Direct Connection to Readers/Customers
If an individual likes or befriends your page, your post will show up on their newsfeed, which allows you to insert yourself into their social experience daily, between a friend’s status about her day at work and a sister’s baby photos. They don’t have to make a special effort to come to your page or website; as long as they don’t choose to hide your posts, it takes some effort to be able to separate your news from the social, interpersonal posts in their news feed. It’s an easy place to give them new information and self promotion.
Ease of Getting Reaction
Unlike a website or blog where you might have to sign in or create an account to comment, on Facebook, readers are already signed into that account as themselves, and below the post is that open box they just have to click on (it even says “write a comment” in the box). Even if readers had something to say on another blog or website, they may not consider it as common or appropriate to comment on it as they would on Facebook – after all Facebook encourages the social interaction. You can easily see what people’s reactions are by reading their comments.
Knowledge of Viewership
Similar to recording hits on a blog or webpage, the size of your audience can be more easily guessed by noting the number of “like” or “friends” to the page. You can also tell what articles more people might have bothered to read or enjoy by the numbers of likes to the post or number of comments on it. If you create an event, you can see how many people are, are not, are maybe attending the event.

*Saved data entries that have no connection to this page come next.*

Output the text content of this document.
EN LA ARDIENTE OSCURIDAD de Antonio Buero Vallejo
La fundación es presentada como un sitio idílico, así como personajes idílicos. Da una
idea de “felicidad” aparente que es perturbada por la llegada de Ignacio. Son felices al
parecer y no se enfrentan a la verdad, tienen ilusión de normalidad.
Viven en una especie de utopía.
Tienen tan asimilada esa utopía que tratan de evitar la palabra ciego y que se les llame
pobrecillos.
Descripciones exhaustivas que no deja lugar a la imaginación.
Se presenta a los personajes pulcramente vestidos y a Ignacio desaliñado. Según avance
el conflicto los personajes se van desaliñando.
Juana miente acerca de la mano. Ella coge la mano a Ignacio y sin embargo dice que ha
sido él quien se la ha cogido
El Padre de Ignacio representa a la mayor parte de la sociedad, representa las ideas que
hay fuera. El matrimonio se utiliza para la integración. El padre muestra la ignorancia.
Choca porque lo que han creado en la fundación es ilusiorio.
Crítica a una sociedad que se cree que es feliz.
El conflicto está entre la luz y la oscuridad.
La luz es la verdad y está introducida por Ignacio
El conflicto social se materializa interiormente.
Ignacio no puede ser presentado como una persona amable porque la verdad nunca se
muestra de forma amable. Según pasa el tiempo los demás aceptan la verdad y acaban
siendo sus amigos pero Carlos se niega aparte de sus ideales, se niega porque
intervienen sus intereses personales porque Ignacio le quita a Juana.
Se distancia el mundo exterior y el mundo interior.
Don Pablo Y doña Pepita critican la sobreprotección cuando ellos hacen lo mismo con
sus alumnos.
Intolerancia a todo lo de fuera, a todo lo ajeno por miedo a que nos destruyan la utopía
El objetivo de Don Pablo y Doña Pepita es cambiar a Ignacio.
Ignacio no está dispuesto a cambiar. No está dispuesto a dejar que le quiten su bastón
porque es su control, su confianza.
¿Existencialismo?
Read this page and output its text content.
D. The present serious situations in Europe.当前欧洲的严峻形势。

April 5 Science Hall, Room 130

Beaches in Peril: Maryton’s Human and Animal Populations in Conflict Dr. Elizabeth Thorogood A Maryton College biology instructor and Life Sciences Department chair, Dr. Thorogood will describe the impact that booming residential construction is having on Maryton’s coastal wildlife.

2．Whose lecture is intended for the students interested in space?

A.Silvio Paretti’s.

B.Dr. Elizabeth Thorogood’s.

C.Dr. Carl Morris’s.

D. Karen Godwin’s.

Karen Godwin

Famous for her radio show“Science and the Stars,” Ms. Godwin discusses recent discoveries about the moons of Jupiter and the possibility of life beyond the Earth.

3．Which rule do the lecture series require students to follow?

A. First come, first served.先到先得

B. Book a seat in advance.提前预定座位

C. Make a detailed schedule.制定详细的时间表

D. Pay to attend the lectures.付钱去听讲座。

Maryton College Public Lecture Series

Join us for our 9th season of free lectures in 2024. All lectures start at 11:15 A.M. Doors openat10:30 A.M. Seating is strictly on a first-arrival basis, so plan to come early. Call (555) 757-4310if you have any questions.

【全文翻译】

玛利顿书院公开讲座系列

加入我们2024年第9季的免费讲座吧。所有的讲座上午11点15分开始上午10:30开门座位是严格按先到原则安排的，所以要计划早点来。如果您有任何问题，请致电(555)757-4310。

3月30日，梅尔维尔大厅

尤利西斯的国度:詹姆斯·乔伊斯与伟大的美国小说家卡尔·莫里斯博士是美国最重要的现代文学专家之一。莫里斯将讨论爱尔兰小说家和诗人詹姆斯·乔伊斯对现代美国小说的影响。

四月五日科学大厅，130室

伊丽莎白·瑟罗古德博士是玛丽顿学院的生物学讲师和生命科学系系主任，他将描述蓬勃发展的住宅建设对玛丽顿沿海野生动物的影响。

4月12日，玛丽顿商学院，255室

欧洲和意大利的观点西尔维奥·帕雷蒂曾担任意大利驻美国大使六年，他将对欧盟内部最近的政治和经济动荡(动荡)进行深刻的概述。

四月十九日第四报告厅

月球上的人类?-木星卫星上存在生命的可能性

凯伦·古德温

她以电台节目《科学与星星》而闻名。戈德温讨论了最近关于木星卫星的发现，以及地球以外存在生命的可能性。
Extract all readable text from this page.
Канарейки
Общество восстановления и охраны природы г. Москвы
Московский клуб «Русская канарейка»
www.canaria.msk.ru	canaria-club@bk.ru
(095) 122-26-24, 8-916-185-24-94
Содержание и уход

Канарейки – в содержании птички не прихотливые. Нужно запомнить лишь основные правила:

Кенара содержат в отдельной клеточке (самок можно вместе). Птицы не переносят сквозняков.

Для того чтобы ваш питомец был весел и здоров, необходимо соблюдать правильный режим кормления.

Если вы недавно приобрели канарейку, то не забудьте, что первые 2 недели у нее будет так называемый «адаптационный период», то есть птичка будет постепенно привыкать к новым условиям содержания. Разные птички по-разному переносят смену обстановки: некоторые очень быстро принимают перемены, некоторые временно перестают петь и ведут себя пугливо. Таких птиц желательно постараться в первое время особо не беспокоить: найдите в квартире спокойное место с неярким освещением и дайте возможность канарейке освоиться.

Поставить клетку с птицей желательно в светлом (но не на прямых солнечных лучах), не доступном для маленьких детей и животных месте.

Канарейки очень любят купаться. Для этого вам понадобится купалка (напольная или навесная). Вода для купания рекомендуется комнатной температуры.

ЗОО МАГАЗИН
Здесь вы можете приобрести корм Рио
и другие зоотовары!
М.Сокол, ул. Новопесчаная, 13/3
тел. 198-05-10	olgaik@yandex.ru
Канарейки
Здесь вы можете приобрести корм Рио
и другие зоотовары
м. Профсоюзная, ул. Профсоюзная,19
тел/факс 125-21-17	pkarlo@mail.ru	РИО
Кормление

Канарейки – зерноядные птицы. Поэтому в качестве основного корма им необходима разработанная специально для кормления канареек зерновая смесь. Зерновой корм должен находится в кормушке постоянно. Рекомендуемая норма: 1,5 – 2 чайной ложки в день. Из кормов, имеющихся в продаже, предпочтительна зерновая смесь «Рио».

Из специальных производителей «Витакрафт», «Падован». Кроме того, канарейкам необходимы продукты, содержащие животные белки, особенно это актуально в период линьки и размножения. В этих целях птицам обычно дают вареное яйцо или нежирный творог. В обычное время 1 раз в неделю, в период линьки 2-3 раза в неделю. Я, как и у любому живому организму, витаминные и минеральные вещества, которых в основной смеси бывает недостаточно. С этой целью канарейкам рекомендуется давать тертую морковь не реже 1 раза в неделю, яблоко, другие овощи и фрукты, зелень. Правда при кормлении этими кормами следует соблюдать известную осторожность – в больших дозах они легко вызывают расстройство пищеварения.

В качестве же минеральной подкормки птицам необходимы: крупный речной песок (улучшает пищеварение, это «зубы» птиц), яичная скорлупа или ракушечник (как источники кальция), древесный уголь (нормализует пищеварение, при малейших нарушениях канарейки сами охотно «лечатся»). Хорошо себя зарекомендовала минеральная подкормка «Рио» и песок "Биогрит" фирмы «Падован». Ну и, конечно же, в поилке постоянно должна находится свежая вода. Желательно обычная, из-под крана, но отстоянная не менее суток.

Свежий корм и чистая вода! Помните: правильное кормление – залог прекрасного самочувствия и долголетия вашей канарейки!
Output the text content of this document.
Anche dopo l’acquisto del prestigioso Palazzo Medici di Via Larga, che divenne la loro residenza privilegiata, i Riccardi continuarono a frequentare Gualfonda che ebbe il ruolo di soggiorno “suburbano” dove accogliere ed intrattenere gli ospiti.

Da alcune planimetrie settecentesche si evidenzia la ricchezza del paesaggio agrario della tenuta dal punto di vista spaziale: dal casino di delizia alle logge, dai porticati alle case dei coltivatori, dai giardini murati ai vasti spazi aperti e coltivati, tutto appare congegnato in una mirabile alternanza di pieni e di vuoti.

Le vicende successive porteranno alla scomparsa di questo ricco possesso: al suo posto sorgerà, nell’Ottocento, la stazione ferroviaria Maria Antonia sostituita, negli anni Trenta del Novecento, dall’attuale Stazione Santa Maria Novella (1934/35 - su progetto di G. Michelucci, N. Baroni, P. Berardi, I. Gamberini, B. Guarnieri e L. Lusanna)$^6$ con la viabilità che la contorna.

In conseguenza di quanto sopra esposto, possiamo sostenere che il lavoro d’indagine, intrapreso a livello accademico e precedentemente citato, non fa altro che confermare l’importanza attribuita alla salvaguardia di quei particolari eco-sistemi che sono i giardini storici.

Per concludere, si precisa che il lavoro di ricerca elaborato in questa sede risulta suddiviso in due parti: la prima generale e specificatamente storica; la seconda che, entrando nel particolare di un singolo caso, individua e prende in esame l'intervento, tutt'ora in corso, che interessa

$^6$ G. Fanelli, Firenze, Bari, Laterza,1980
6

Lastly, but most importantly, using Facebook makes it very easy to have readers engage and participate in news, rather than passively receive it. They can read and then comment on it alongside their friends and neighbors. They which of their friends have liked the page or liked a post. They can start an argument with someone over what they believe about an issue or event. You can make readers feel like they are a part of what you are posting about and make them feel as though their knowledge and comments are important to the events you are telling the about.